Decoupled Planning-Scheduling Design: Assigning task semantic understanding and dependency modeling to the LLM, while leaving the NP-hard scheduling problem to a deterministic algorithm, represents an effective division of labor.
Parallelism as an Evaluation Dimension: By establishing parallelism as a core metric for dual-arm robots, the PPR/APR metrics can be extended to multi-robot collaboration scenarios.

Limitations & Future Work¶

DAG generation still relies on the reasoning capabilities of the LLM, which may fail in cases of complex cross-task dependencies.
The scheduling algorithm uses heuristics rather than global optimization, potentially missing the absolute optimal parallel solution.
The framework assumes that the execution time of each atomic operation is known or estimable, which may not hold in practice.
Dynamic re-planning during execution (e.g., recovery strategies after a step fails) is not yet considered.

vs RoCo: RoCo uses agents to decompose and assign tasks through dialogue negotiation, but the resulting plans are still largely sequential.

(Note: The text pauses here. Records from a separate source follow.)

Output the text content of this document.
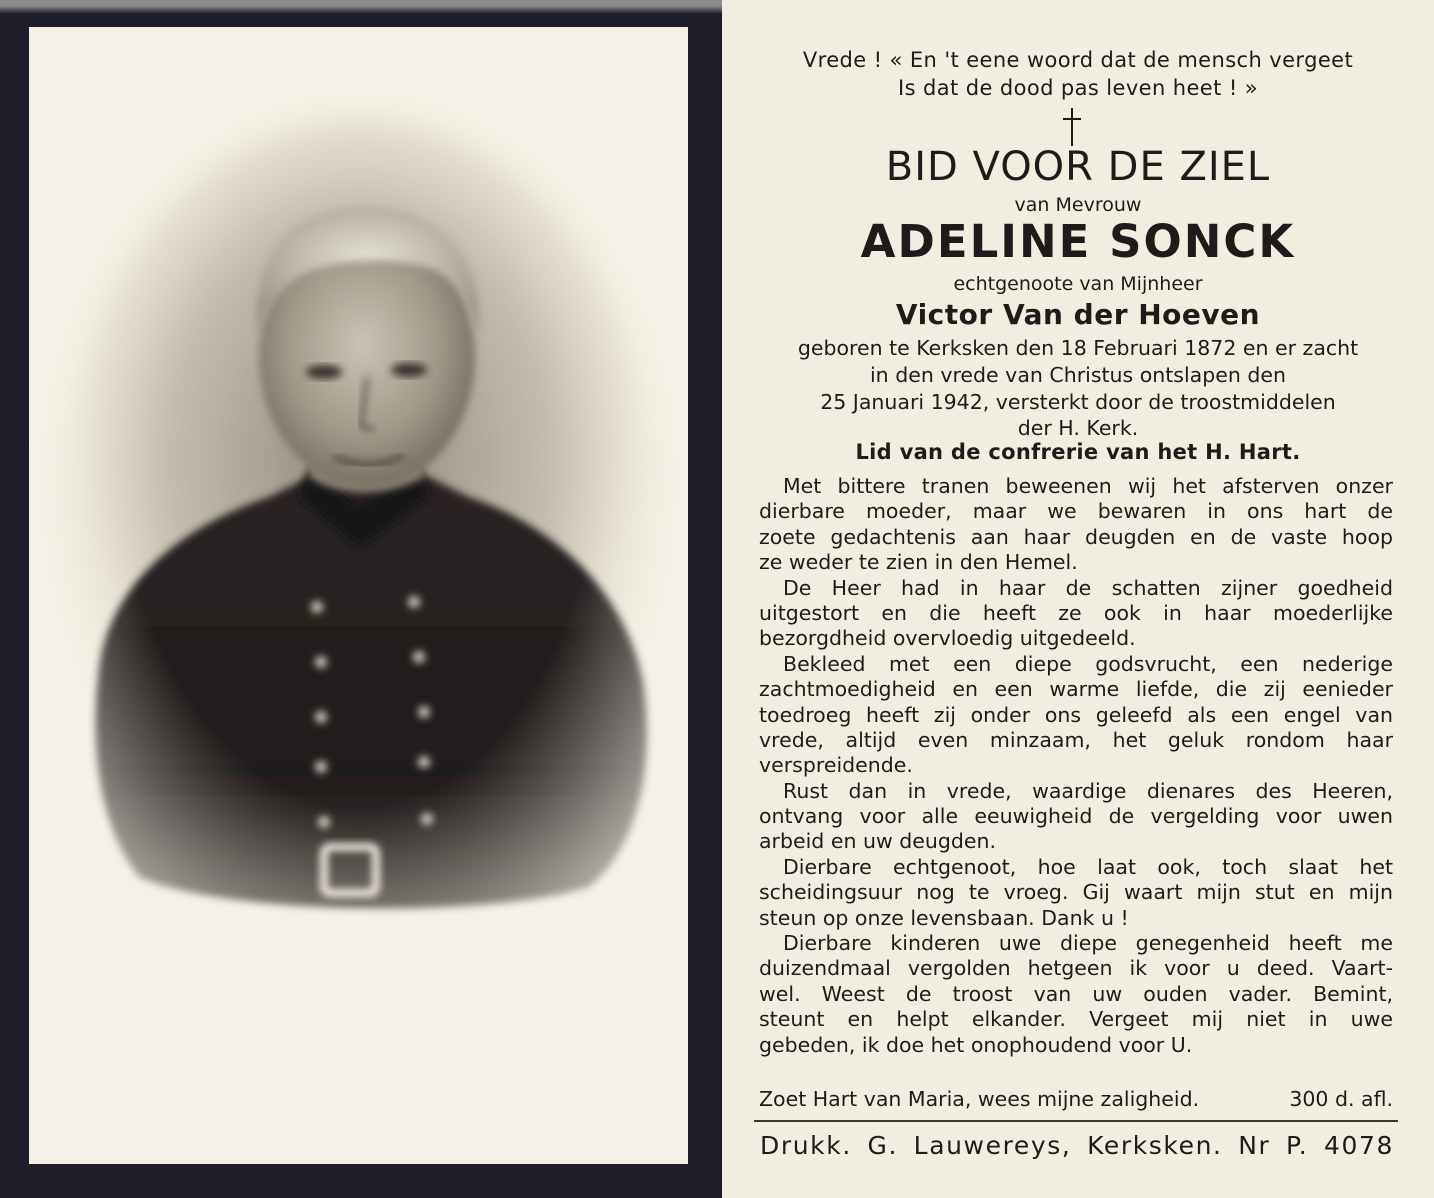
Vrede ! « En 't eene woord dat de mensch vergeet
Is dat de dood pas leven heet ! »
BID VOOR DE ZIEL
van Mevrouw
ADELINE SONCK
echtgenoote van Mijnheer
Victor Van der Hoeven
geboren te Kerksken den 18 Februari 1872 en er zacht
in den vrede van Christus ontslapen den
25 Januari 1942, versterkt door de troostmiddelen
der H. Kerk.
Lid van de confrerie van het H. Hart.
Met bittere tranen beweenen wij het afsterven onzer
dierbare moeder, maar we bewaren in ons hart de
zoete gedachtenis aan haar deugden en de vaste hoop
ze weder te zien in den Hemel.
De Heer had in haar de schatten zijner goedheid
uitgestort en die heeft ze ook in haar moederlijke
bezorgdheid overvloedig uitgedeeld.
Bekleed met een diepe godsvrucht, een nederige
zachtmoedigheid en een warme liefde, die zij eenieder
toedroeg heeft zij onder ons geleefd als een engel van
vrede, altijd even minzaam, het geluk rondom haar
verspreidende.
Rust dan in vrede, waardige dienares des Heeren,
ontvang voor alle eeuwigheid de vergelding voor uwen
arbeid en uw deugden.
Dierbare echtgenoot, hoe laat ook, toch slaat het
scheidingsuur nog te vroeg. Gij waart mijn stut en mijn
steun op onze levensbaan. Dank u !
Dierbare kinderen uwe diepe genegenheid heeft me
duizendmaal vergolden hetgeen ik voor u deed. Vaart-
wel. Weest de troost van uw ouden vader. Bemint,
steunt en helpt elkander. Vergeet mij niet in uwe
gebeden, ik doe het onophoudend voor U.
Zoet Hart van Maria, wees mijne zaligheid.	300 d. afl.
Drukk. G. Lauwereys, Kerksken. Nr P. 4078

RoboPARA explicitly optimizes parallelism.
vs FLTRNN: FLTRNN employs an RNN structure for long-term planning, focusing on task decomposition and memory management rather than dual-arm parallelism.

Rating¶

Novelty: ⭐⭐⭐⭐ The first system to focus on dual-arm parallelism within an LLM planning framework.
Experimental Thoroughness: ⭐⭐⭐⭐ Extensive baseline comparisons and multi-scenario evaluations.
Writing Quality: ⭐⭐⭐⭐ Clear motivation and comprehensive methodological description.
Value: ⭐⭐⭐⭐ Practical significance for multi-arm and multi-robot task scheduling.